When your company "refreshes" computers, servers, and routers, getting rid of the old to make way for the new, the result may not be so refreshing for the environment, even if you think you've done everything right.


Consider the case of the City of Denver's contract with Executive Recycling of Englewood, Colo., to take old computer equipment off its hands. The company markets itself as a responsible recycler of eWaste, the toxic refuse our e-economy leaves in its wake. In particular, Executive Recycling made a point of distancing itself from the practice of shipping eWaste overseas to countries with few environmental or worker protection laws.


But then the company turned up in an exposé that aired in November in which 60 Minutes said it had tracked a shipping container full of cathode ray tube (CRT) monitors from the Executive Recycling loading dock to the port of Hong Kong. 60 Minutes then took viewers to a village in China where computer components were being melted down over open braziers for their lead or run through acid baths to extract gold. The report cited studies showing that the region has the highest levels of cancer-causing dioxins in the world, a six fold increase in the likelihood of miscarriages, and elevated lead in the blood of seven out of ten children Executive Recycling has disputed the accuracy of the 60 Minutes report and suggested that it was the victim of a business partner. It has outlined its defense to the 60 Minutes in a statement on its Web site. The company did not return a call from CIOZone.


Irresponsible disposal of eWaste is an old story, says Frances O'Brien, an analyst who covers asset management issues for Gartner Inc. "I remember an expose from five or six years ago that had the same pictures of little kids playing in this muck from all the equipment that's lying there broken," she says.

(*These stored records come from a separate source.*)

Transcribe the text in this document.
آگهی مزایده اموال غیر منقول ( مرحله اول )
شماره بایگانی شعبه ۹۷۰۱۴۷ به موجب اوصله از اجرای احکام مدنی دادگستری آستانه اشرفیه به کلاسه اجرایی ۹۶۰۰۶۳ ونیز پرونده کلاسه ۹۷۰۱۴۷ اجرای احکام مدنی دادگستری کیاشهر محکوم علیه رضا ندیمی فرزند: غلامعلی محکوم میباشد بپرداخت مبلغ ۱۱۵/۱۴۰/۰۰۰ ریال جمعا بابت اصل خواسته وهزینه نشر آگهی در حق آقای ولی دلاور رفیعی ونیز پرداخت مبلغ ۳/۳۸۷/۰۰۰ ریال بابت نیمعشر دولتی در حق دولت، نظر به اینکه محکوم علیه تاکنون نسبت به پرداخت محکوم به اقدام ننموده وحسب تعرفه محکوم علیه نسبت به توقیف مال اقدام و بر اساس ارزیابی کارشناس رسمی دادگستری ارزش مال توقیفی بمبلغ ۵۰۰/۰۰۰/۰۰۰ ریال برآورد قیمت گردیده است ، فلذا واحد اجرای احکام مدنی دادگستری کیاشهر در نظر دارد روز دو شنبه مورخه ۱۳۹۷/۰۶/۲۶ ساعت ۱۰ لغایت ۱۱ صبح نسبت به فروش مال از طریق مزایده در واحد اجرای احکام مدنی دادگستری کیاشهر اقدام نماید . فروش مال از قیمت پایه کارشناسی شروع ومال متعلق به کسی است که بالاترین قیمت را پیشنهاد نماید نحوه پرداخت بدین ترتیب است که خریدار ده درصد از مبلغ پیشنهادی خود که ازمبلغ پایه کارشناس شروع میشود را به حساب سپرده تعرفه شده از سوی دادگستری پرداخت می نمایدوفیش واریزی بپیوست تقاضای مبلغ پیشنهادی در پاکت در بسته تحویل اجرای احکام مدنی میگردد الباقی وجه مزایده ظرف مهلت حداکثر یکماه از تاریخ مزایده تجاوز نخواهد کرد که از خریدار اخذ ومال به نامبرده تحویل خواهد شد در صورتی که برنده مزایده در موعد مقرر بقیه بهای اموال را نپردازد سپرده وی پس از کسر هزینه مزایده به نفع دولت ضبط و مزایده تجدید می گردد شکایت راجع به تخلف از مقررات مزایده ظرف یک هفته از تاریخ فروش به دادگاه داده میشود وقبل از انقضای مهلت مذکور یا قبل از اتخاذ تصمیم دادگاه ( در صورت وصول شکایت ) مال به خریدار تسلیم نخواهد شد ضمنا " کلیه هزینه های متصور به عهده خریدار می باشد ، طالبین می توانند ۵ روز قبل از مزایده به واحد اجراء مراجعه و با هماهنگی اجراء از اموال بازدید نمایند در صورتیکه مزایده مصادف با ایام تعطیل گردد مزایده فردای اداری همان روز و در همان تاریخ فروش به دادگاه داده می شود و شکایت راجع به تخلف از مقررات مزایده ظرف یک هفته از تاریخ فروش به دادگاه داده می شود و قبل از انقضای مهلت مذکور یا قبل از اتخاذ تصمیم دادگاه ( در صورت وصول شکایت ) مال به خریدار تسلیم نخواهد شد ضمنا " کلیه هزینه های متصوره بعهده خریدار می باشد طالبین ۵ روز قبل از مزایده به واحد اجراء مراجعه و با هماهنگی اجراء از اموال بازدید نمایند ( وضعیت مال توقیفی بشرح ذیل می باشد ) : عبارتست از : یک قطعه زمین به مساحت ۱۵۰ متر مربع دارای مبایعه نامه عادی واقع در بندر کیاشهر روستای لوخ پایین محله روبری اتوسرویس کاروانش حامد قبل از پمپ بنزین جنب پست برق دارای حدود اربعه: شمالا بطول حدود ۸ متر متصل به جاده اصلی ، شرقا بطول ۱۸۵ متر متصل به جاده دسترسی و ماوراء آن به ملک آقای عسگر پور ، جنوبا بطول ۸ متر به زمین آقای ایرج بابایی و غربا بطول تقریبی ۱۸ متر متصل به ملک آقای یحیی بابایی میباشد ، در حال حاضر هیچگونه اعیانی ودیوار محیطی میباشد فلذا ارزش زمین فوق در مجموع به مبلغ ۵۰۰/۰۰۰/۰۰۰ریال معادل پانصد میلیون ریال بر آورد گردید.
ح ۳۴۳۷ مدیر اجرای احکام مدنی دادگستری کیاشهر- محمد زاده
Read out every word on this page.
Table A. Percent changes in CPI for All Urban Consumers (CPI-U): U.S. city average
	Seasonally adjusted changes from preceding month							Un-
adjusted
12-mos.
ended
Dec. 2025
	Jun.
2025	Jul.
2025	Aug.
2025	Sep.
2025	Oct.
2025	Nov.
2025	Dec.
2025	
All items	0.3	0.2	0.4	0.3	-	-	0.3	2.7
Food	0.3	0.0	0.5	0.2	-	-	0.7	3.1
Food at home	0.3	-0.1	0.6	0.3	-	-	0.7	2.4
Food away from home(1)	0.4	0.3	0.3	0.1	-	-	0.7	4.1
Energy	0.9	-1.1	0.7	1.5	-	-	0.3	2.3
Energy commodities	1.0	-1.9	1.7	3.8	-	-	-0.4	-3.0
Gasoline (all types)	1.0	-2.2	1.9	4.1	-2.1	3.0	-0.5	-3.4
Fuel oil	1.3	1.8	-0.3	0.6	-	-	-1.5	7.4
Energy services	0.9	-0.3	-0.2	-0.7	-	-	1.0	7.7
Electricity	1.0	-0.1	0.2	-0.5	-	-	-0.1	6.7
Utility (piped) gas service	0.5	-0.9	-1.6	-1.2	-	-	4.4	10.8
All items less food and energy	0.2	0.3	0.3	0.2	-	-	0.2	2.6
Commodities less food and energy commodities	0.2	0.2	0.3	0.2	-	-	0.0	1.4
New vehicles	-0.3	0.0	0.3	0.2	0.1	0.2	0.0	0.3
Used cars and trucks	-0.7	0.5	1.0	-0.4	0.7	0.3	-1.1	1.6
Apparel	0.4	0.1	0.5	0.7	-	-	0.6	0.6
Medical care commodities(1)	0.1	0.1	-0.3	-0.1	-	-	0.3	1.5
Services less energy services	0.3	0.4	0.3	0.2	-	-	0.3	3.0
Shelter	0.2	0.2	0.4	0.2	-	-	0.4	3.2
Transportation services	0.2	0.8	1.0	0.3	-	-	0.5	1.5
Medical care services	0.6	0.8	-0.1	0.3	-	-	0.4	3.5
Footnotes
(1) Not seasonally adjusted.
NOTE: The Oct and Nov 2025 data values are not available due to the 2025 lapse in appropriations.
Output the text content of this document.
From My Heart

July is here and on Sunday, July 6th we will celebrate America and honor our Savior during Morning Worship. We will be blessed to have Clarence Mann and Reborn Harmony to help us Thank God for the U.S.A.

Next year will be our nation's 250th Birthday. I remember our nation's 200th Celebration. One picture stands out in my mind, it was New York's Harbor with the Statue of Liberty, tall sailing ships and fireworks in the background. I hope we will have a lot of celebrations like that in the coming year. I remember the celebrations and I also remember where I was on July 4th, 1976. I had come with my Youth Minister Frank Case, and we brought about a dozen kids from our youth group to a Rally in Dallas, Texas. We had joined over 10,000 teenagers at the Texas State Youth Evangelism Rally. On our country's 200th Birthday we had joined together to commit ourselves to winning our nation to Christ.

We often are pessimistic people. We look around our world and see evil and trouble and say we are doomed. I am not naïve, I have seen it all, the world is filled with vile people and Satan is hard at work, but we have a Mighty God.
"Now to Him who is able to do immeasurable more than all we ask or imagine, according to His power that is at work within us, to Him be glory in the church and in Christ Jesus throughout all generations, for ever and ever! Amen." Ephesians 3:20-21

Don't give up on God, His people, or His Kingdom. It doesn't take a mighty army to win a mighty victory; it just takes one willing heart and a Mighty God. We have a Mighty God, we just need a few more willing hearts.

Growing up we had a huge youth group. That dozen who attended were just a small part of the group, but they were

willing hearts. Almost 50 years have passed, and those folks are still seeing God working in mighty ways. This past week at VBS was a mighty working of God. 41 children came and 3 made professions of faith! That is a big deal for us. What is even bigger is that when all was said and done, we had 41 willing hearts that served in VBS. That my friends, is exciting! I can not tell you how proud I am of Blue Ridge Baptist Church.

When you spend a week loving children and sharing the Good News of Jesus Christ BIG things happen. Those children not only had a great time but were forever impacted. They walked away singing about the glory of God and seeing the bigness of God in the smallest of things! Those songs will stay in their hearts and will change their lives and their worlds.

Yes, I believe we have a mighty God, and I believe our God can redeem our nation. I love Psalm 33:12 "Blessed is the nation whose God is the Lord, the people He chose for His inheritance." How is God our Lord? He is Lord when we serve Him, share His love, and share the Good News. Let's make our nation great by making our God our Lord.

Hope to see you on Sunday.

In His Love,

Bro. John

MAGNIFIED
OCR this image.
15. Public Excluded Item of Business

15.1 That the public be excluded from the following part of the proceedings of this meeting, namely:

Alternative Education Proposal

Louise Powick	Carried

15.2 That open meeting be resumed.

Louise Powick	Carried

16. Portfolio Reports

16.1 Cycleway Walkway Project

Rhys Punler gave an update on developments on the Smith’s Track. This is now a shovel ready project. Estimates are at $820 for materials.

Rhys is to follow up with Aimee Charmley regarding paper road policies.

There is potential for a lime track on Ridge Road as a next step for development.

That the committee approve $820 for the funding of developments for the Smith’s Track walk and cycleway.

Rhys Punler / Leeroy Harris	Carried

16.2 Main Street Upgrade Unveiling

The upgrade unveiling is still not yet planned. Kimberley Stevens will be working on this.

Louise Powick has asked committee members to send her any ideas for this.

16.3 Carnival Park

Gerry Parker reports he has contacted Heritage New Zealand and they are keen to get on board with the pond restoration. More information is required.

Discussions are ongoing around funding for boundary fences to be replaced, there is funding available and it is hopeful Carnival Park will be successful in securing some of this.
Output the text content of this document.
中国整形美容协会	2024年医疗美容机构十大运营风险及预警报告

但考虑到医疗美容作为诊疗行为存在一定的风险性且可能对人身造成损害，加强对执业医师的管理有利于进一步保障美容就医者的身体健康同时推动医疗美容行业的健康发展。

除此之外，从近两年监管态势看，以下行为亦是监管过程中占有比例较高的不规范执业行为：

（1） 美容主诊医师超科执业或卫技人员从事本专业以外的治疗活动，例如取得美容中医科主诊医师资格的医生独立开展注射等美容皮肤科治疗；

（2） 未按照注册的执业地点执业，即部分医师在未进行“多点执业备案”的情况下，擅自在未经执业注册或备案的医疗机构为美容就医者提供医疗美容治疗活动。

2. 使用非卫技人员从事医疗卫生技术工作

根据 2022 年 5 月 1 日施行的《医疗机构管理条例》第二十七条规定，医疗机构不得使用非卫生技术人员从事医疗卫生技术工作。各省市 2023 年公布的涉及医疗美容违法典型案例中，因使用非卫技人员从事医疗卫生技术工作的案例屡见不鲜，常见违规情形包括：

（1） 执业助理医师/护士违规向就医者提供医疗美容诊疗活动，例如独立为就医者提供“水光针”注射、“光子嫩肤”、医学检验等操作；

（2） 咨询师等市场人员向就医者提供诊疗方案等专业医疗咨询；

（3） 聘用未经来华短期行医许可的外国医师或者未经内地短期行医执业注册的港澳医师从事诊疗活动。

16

O'Brien's general advice to information technology and procurement executives who deal with this issue hasn't changed for years - for most organizations, outsourcing the disposal of old equipment to "a reputable player" is the right answer. "But you really have to do your due diligence when you select somebody," she says.


Sarah O'Brien, Outreach Director for the Green Electronics Council, says Fortune 500 companies are typically well aware of the eWaste issue and are taking steps to address it responsibly. "But it's sometimes not easy to tell, even though you think you're doing the right thing and have contracted with a vendor that makes the proper assurances," she says.